Un père qui organise la plus grande bar-mitsvah du siècle pour son fils : voilà un pitch qui séduit tout le monde... , mais pas le résultat du long métrage !
Alors que le film Coco sort aujourd'hui dans 800 salles françaises, les critiques vilipendent le dernier long-métrage du comique Gad Elmaleh (malgré la promotion acharnée). Si nos confrères de 20 minutes se sont contentés de mettre en exergue la médiocrité du scénario par un jeu de mots subtil qui impose le respect (Coco, une comédie à la noix : Bravo au journaliste qui a trouvé ce merveilleux titre qui aurait pu résulter d'un brainstorming de Purepeople.com), d'autres titres de presse sont beaucoup moins cléments et tirent à boulets rouges sur ce qui est assimilé à un véritable navet. Aperçu de quelques critiques :
"La comédie s'enlise dans les jeux de mots vaseux et des gags approximatifs." Le Parisien
"Omniprésent à l'écran jusqu'à l'autoplaisance, Gad s'enferme toujours dans un même registre monotone, de gesticulations exaspérantes à la longue. Quant à l'humour, pas la peine d'y compter." Nice Matin
"L'accumulation de gags masque mal la vacuité d'un scénario phagocyté par un personnage principal aux aspérités malheureusement peu exploitées." VSD
"Coco est un film raté (...) un film long, très long, si bien que Coco ne tarde pas à rejoindre le panthéon des comédies rasantes qui semblent n'avoir été mises en chantier que pour capitaliser sur la popularité de leur tête d'affiche." Métro
"Alors que sur scène, (Gad Elmaleh) peut délirer face à un public conquis, il oublie que le cinéma comique requiert une vraie narration, progressive, structurée, écrite et impeccablement rythmée." Première
"On se demande comment Gad Elmaleh ne s'est pas rendu compte que pour étirer ce qui n'était au départ qu'un sketch à la taille d'un écran de cinéma, il fallait de la matière, une véritable histoire." Paris Match
Aïe ! Une pluie (acide) de critiques aussi constructives que vipérines : de quoi calmer les ambitions cinématographiques de Gad Elmaleh...
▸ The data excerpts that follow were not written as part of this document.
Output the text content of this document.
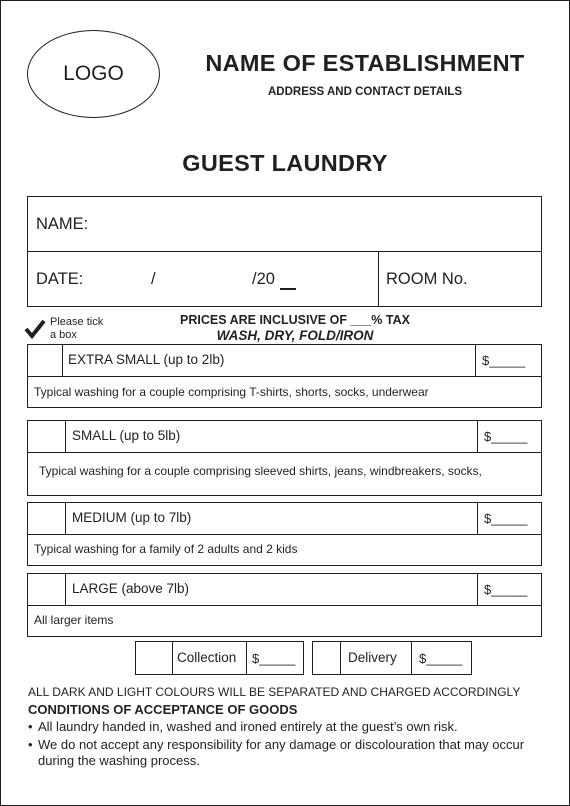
LOGO	NAME OF ESTABLISHMENT
ADDRESS AND CONTACT DETAILS
GUEST LAUNDRY
NAME:
DATE:	/	/20	ROOM No.
Please tick
a box
PRICES ARE INCLUSIVE OF ___% TAX
WASH, DRY, FOLD/IRON
EXTRA SMALL (up to 2lb)	$_____
Typical washing for a couple comprising T-shirts, shorts, socks, underwear
SMALL (up to 5lb)	$_____
Typical washing for a couple comprising sleeved shirts, jeans, windbreakers, socks,
MEDIUM (up to 7lb)	$_____
Typical washing for a family of 2 adults and 2 kids
LARGE (above 7lb)	$_____
All larger items
Collection $_____	Delivery $_____
ALL DARK AND LIGHT COLOURS WILL BE SEPARATED AND CHARGED ACCORDINGLY
CONDITIONS OF ACCEPTANCE OF GOODS
• All laundry handed in, washed and ironed entirely at the guest’s own risk.
• We do not accept any responsibility for any damage or discolouration that may occur during the washing process.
Mais ce n'est pas tout, outre ce discrédit qualitatif, les journaux s'attaquent également à l'aspect quantitatif du film. Ou plutôt financier. Nos confrères du Point nous décrivent ainsi la somme que l'acteur de 38 ans s'est octroyé sur ce long-métrage :
1 330 890 € : c'est le montant que l'acteur a mis sur la table pour s'offrir à lui-même ce rôle (étant au passage, le plus gros cachet du cinéma français).
351 000 € : c'est la somme qu'il a perçu en tant que co-scénariste.
180 000 € : c'est ce qu'il a touché en tant que réalisateur.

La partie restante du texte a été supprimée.